During the month of February of 1942, the president of US, Roosevelt accepted and signed the Executive Order 9066 (Niiya, 1993, p.16). This order provided the secretary of war with the authority to recognize certain areas as war zones and due to this label the people living in that area may be removed and restrictions of travelling within that area were even applied. Later, the in charge of the Western Defense Command labeled the entire region of the Pacific Coast as area of military due to its higher probability of being attacked (Bangarth, 2008, p.22). This led to implementation of curfews after which Japanese Americans were initially restricted to leave the area and later evacuated from the region. Later these individuals were held in prison camps because it was believed that all Japanese Americans are traitors. These actions taken by the US government were challenged in the case of Korematsu v. United States (1944) and the outcome of this case was that although the justices of this case accepted that it was necessary for the military to relocate the Japanese Americans and the court accepted the decision taken by the government to detain Korematsu (Polenberg, 2000, p.197). The court legalized the actions taken by the government because the court believed that the action was taken as US was at war with Japan and it was correct to believe that Japanese American could involve in sabotage.
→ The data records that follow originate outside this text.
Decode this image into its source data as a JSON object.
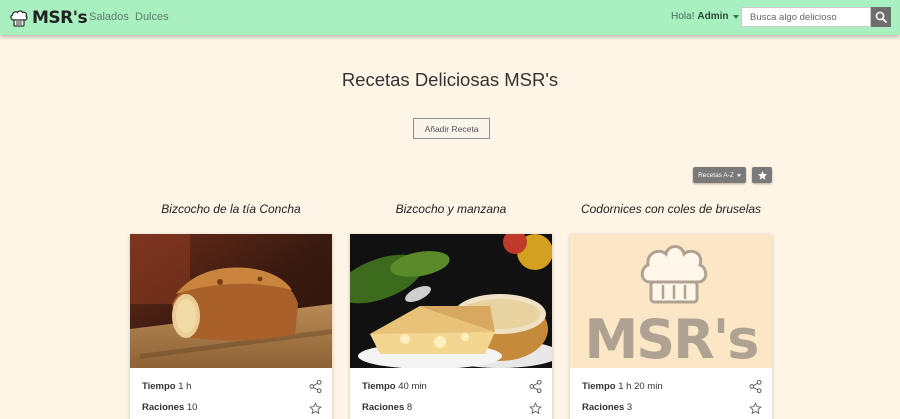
{
  "navbar": {
    "brand": "MSR's",
    "links": [
      "Salados",
      "Dulces"
    ],
    "greeting": "Hola!",
    "username": "Admin",
    "search_placeholder": "Busca algo delicioso"
  },
  "main": {
    "title": "Recetas Deliciosas MSR's",
    "add_button": "Añadir Receta",
    "sort_button": "Recetas A-Z"
  },
  "recipes": [
    {
      "title": "Bizcocho de la tía Concha",
      "time_label": "Tiempo",
      "time": "1 h",
      "servings_label": "Raciones",
      "servings": "10",
      "image": "loaf-cake-photo"
    },
    {
      "title": "Bizcocho y manzana",
      "time_label": "Tiempo",
      "time": "40 min",
      "servings_label": "Raciones",
      "servings": "8",
      "image": "apple-cake-photo"
    },
    {
      "title": "Codornices con coles de bruselas",
      "time_label": "Tiempo",
      "time": "1 h 20 min",
      "servings_label": "Raciones",
      "servings": "3",
      "image": "msr-placeholder"
    }
  ],
  "placeholder_logo_text": "MSR's",
  "colors": {
    "navbar": "#a8f0c0",
    "background": "#fff5e6",
    "placeholder": "#fbe6c6"
  }
}
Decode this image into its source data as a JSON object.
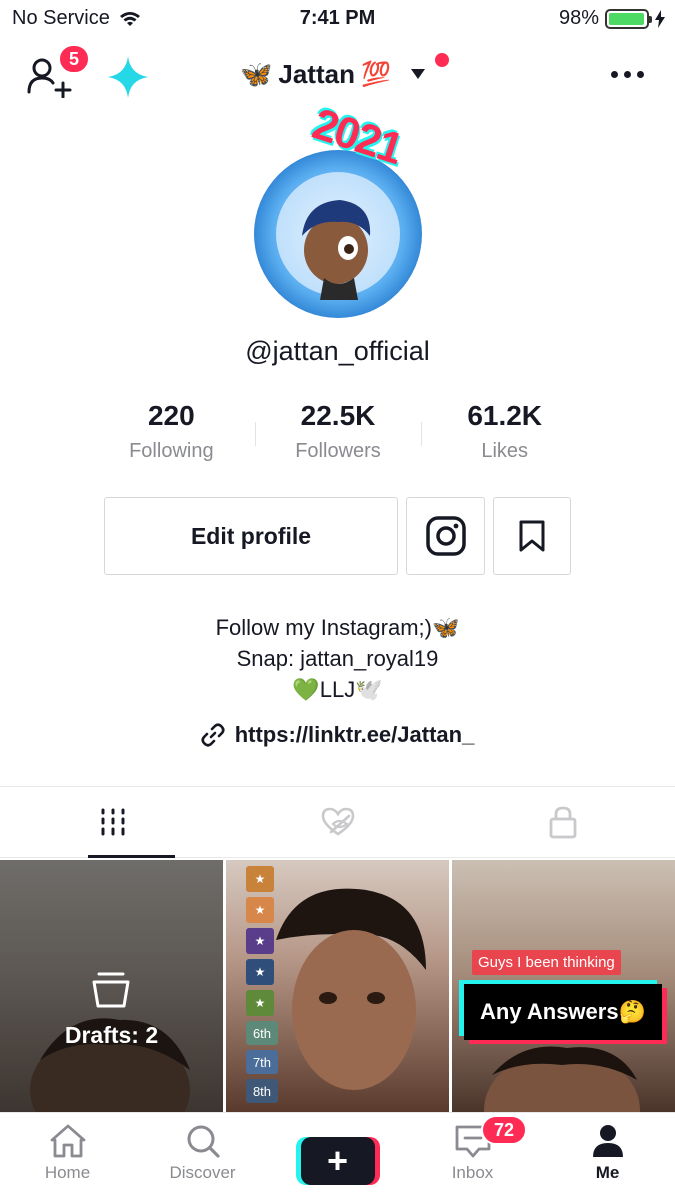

The decision taken by the court during this case was quite significant in nature as the decision clearly stated that the government of US had the right to take any action such as evacuating people from their areas on racial basis. The decision even clearly stated that wartime acts conducted by the government were of higher importance than the rights of an individual such as Korematsu.
This case had a significant impact on the American society; the society was made to believe that even people living in US whether they are friends or family members can be terrorists or sabotagers if they are from a different race and they can be treated in negative manner if the nation was at war with them.
Bangarth, S. D. (2008). Voices raised in protest: defending citizens of Japanese ancestry in North America, 1942-49. Vancouver, BC: UBC Press.
Niiya, B. (1993). Japanese American history: an A-to-Z reference from 1868 to the present. New York: Facts on File.
Polenberg, R. (2000). The era of Franklin D. Roosevelt, 1933-1945: a brief history with documents. Boston: Bedford/St. Martins.